In accordance with the aforementioned grounds, the Constitutional Court is of the idea that there is an enabling assumption to allow SUNAT to access the financial information of taxpayers, this is configured with the existence of a taxable transaction. In addition, the referred tax must have a time limit in the legal system.
From the foregoing, we have that unlike the Financial Transaction Tax, Legislative Decree No. 1434, Supreme Decree No. 430-2020-EF and its Annex do not create and/or apply a tax on passive operations carried out by the clients of the Financial System Companies, but rather they are rules -without any time limit- that enable the simple transfer of information from the financial entities to SUNAT, which violates the fundamental right to banking secrecy.
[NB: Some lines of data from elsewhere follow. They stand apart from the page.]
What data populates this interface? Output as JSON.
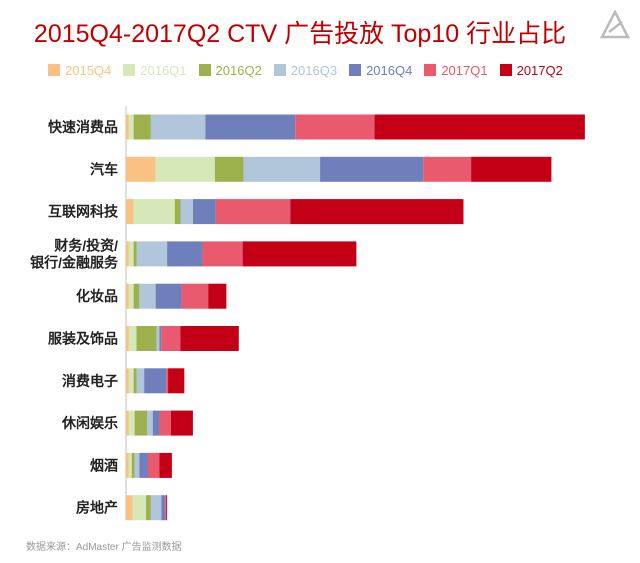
{
  "title": "2015Q4-2017Q2 CTV 广告投放 Top10 行业占比",
  "source": "数据来源：AdMaster 广告监测数据",
  "logo_icon": "triangle-logo-icon",
  "chart_data": {
    "type": "bar",
    "orientation": "horizontal",
    "stacked": true,
    "legend_position": "top",
    "grid": false,
    "categories": [
      [
        "快速消费品"
      ],
      [
        "汽车"
      ],
      [
        "互联网科技"
      ],
      [
        "财务/投资/",
        "银行/金融服务"
      ],
      [
        "化妆品"
      ],
      [
        "服装及饰品"
      ],
      [
        "消费电子"
      ],
      [
        "休闲娱乐"
      ],
      [
        "烟酒"
      ],
      [
        "房地产"
      ]
    ],
    "series": [
      {
        "name": "2015Q4",
        "color": "#f9c282",
        "values": [
          0.3,
          3.1,
          0.8,
          0.3,
          0.3,
          0.3,
          0.3,
          0.3,
          0.3,
          0.7
        ]
      },
      {
        "name": "2016Q1",
        "color": "#d6e8b8",
        "values": [
          0.5,
          6.2,
          4.3,
          0.5,
          0.5,
          0.8,
          0.5,
          0.6,
          0.3,
          1.4
        ]
      },
      {
        "name": "2016Q2",
        "color": "#9cb14c",
        "values": [
          1.8,
          3.0,
          0.6,
          0.3,
          0.6,
          2.1,
          0.3,
          1.3,
          0.3,
          0.5
        ]
      },
      {
        "name": "2016Q3",
        "color": "#b1c5db",
        "values": [
          5.7,
          8.0,
          1.3,
          3.2,
          1.7,
          0.3,
          0.8,
          0.6,
          0.5,
          1.1
        ]
      },
      {
        "name": "2016Q4",
        "color": "#6e7fbb",
        "values": [
          9.4,
          10.8,
          2.4,
          3.7,
          2.7,
          0.2,
          2.3,
          0.7,
          0.9,
          0.4
        ]
      },
      {
        "name": "2017Q1",
        "color": "#ea5a6e",
        "values": [
          8.3,
          5.0,
          7.8,
          4.2,
          2.8,
          2.0,
          0.2,
          1.2,
          1.2,
          0.1
        ]
      },
      {
        "name": "2017Q2",
        "color": "#c30016",
        "values": [
          22.0,
          8.4,
          18.1,
          11.9,
          1.9,
          6.1,
          1.7,
          2.3,
          1.3,
          0.1
        ]
      }
    ],
    "xlim": [
      0,
      50
    ]
  }
}
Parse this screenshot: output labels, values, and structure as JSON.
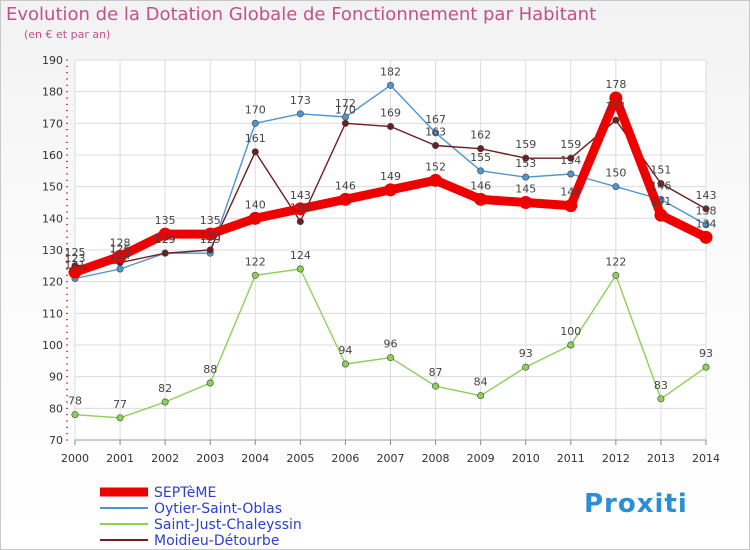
{
  "chart_data": {
    "type": "line",
    "title": "Evolution de la Dotation Globale de Fonctionnement par Habitant",
    "subtitle": "(en € et par an)",
    "xlabel": "",
    "ylabel": "",
    "x": [
      "2000",
      "2001",
      "2002",
      "2003",
      "2004",
      "2005",
      "2006",
      "2007",
      "2008",
      "2009",
      "2010",
      "2011",
      "2012",
      "2013",
      "2014"
    ],
    "ylim": [
      70,
      190
    ],
    "yticks": [
      "70",
      "80",
      "90",
      "100",
      "110",
      "120",
      "130",
      "140",
      "150",
      "160",
      "170",
      "180",
      "190"
    ],
    "grid": true,
    "legend_position": "bottom-left",
    "series": [
      {
        "name": "SEPTèME",
        "color": "#ee0000",
        "values": [
          123,
          128,
          135,
          135,
          140,
          143,
          146,
          149,
          152,
          146,
          145,
          144,
          178,
          141,
          134
        ]
      },
      {
        "name": "Oytier-Saint-Oblas",
        "color": "#4f95cf",
        "values": [
          121,
          124,
          129,
          129,
          170,
          173,
          172,
          182,
          167,
          155,
          153,
          154,
          150,
          146,
          138
        ]
      },
      {
        "name": "Saint-Just-Chaleyssin",
        "color": "#8dd058",
        "values": [
          78,
          77,
          82,
          88,
          122,
          124,
          94,
          96,
          87,
          84,
          93,
          100,
          122,
          83,
          93
        ]
      },
      {
        "name": "Moidieu-Détourbe",
        "color": "#6e1d20",
        "values": [
          125,
          126,
          129,
          130,
          161,
          139,
          170,
          169,
          163,
          162,
          159,
          159,
          171,
          151,
          143
        ]
      }
    ]
  },
  "brand": {
    "text": "Proxiti"
  }
}
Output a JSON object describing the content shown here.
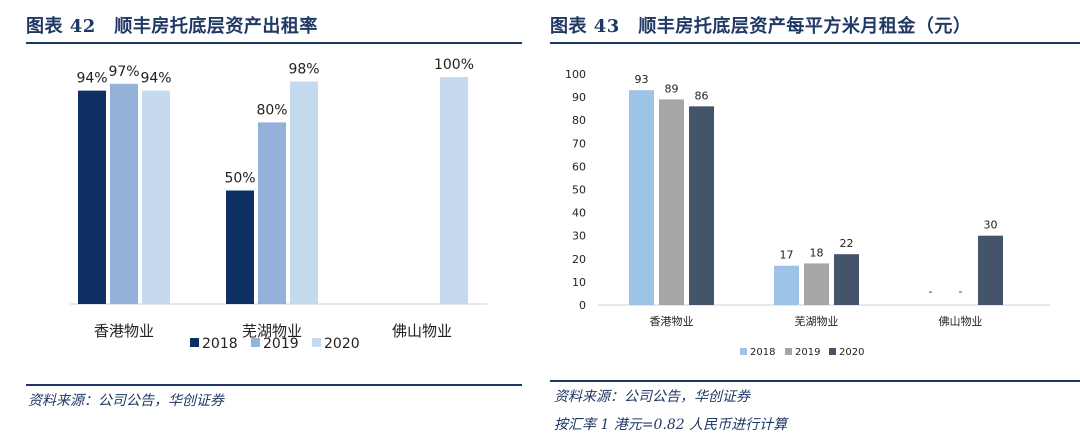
{
  "left": {
    "title": "图表 42　顺丰房托底层资产出租率",
    "source": "资料来源：公司公告，华创证券",
    "colors": [
      "#0d2f63",
      "#93b1d9",
      "#c6daef"
    ],
    "chart_data": {
      "type": "bar",
      "title": "",
      "categories": [
        "香港物业",
        "芜湖物业",
        "佛山物业"
      ],
      "series": [
        {
          "name": "2018",
          "values": [
            94,
            50,
            null
          ],
          "labels": [
            "94%",
            "50%",
            ""
          ]
        },
        {
          "name": "2019",
          "values": [
            97,
            80,
            null
          ],
          "labels": [
            "97%",
            "80%",
            ""
          ]
        },
        {
          "name": "2020",
          "values": [
            94,
            98,
            100
          ],
          "labels": [
            "94%",
            "98%",
            "100%"
          ]
        }
      ],
      "ylim": [
        0,
        100
      ],
      "y_axis_visible": false,
      "grid": false,
      "legend_position": "bottom"
    }
  },
  "right": {
    "title": "图表 43　顺丰房托底层资产每平方米月租金（元）",
    "source": "资料来源：公司公告，华创证券",
    "note": "按汇率 1 港元=0.82 人民币进行计算",
    "colors": [
      "#9dc3e6",
      "#a6a6a6",
      "#44546a"
    ],
    "chart_data": {
      "type": "bar",
      "title": "",
      "categories": [
        "香港物业",
        "芜湖物业",
        "佛山物业"
      ],
      "series": [
        {
          "name": "2018",
          "values": [
            93,
            17,
            null
          ],
          "labels": [
            "93",
            "17",
            "-"
          ]
        },
        {
          "name": "2019",
          "values": [
            89,
            18,
            null
          ],
          "labels": [
            "89",
            "18",
            "-"
          ]
        },
        {
          "name": "2020",
          "values": [
            86,
            22,
            30
          ],
          "labels": [
            "86",
            "22",
            "30"
          ]
        }
      ],
      "ylim": [
        0,
        100
      ],
      "yticks": [
        0,
        10,
        20,
        30,
        40,
        50,
        60,
        70,
        80,
        90,
        100
      ],
      "grid": false,
      "legend_position": "bottom"
    }
  }
}
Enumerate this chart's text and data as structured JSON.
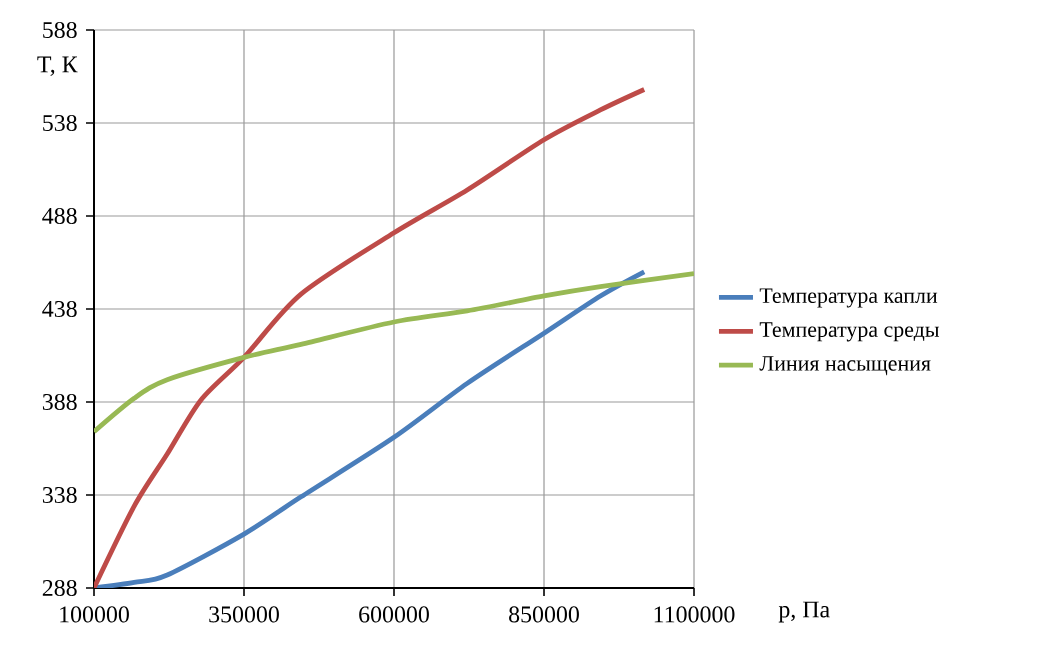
{
  "chart_data": {
    "type": "line",
    "xlabel": "p, Па",
    "ylabel": "T, К",
    "xlim": [
      100000,
      1100000
    ],
    "xticks": [
      100000,
      350000,
      600000,
      850000,
      1100000
    ],
    "ylim": [
      288,
      588
    ],
    "yticks": [
      288,
      338,
      388,
      438,
      488,
      538,
      588
    ],
    "grid": true,
    "legend": "right",
    "marker": "none",
    "line_style": "solid",
    "series": [
      {
        "name": "Температура капли",
        "color": "#4a7ebb",
        "x": [
          100000,
          167000,
          222000,
          350000,
          445000,
          600000,
          722000,
          850000,
          944000,
          1017000
        ],
        "values": [
          288,
          291,
          295,
          317,
          337,
          369,
          398,
          425,
          445,
          458
        ]
      },
      {
        "name": "Температура среды",
        "color": "#be4b48",
        "x": [
          100000,
          167000,
          222000,
          278000,
          350000,
          445000,
          600000,
          722000,
          850000,
          944000,
          1017000
        ],
        "values": [
          288,
          332,
          360,
          389,
          412,
          446,
          479,
          502,
          529,
          545,
          556
        ]
      },
      {
        "name": "Линия насыщения",
        "color": "#98b954",
        "x": [
          100000,
          167000,
          222000,
          350000,
          445000,
          600000,
          722000,
          850000,
          944000,
          1100000
        ],
        "values": [
          372,
          390,
          400,
          412,
          419,
          431,
          437,
          445,
          450,
          457
        ]
      }
    ]
  }
}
Likewise, the Constitutional Court indicated in Ground 43 of the aforementioned Ruling that by breaking the relational link between the application of a temporary tax (the FTT) and the transfer of information to SUNAT to which such application gives rise, the last paragraph of Article 17 of Law No. 28194 affects the subprinciple of necessity corresponding to any test of proportionality, since it would imply that the possibility for SUNAT to administer information protected by bank secrecy would be extended indefinitely. In view of this, the Collegiate considered the last paragraph of article 17 of Law No. 28194 unconstitutional, for affecting the Principles of Reasonableness and Proportionality.
In this sense -by all means- and following the reasoning put forward by the Constitutional Court, we conclude that Supreme Decree No. 430-2020-EF violates the fundamental right to banking secrecy, since it empowers SUNAT to be informed of operations that do not imply a relational nexus of "Tax - transfer of sensitive data".
However, the recent regulation of Legislative Decree No. 1434, which resulted in the introduction of Supreme Decree No. 430-2020-EF to our legal system, is due to the fact that Peru recently (December 2020) passed the security and confidentiality examination of the Organization for Economic Cooperation and Development (OECD), which seeks to ensure that the receipt of our financial information will be safeguarded with first class international standards.
Although the Peruvian commitment to join an international system that has minimum standards -among others- to combat tax evasion and avoidance is applaudable, in no case can it mean that it violates the provisions of our Magna Carta.
On the other hand, there is a fear that this measure may affect the security of taxpayers, either through hackers or SUNAT officials and/or government officials themselves, who could misuse such information.
On the other hand, it could cause people to stop using the financial system, which could lead to an increase in crime and informality.
Leaving aside the constitutional issue, we consider that the legislator should have taken other more suitable measures to combat tax evasion and/or tax avoidance -such as broadening the tax base- since the FTT information is sufficient to administer the taxes collected by SUNAT.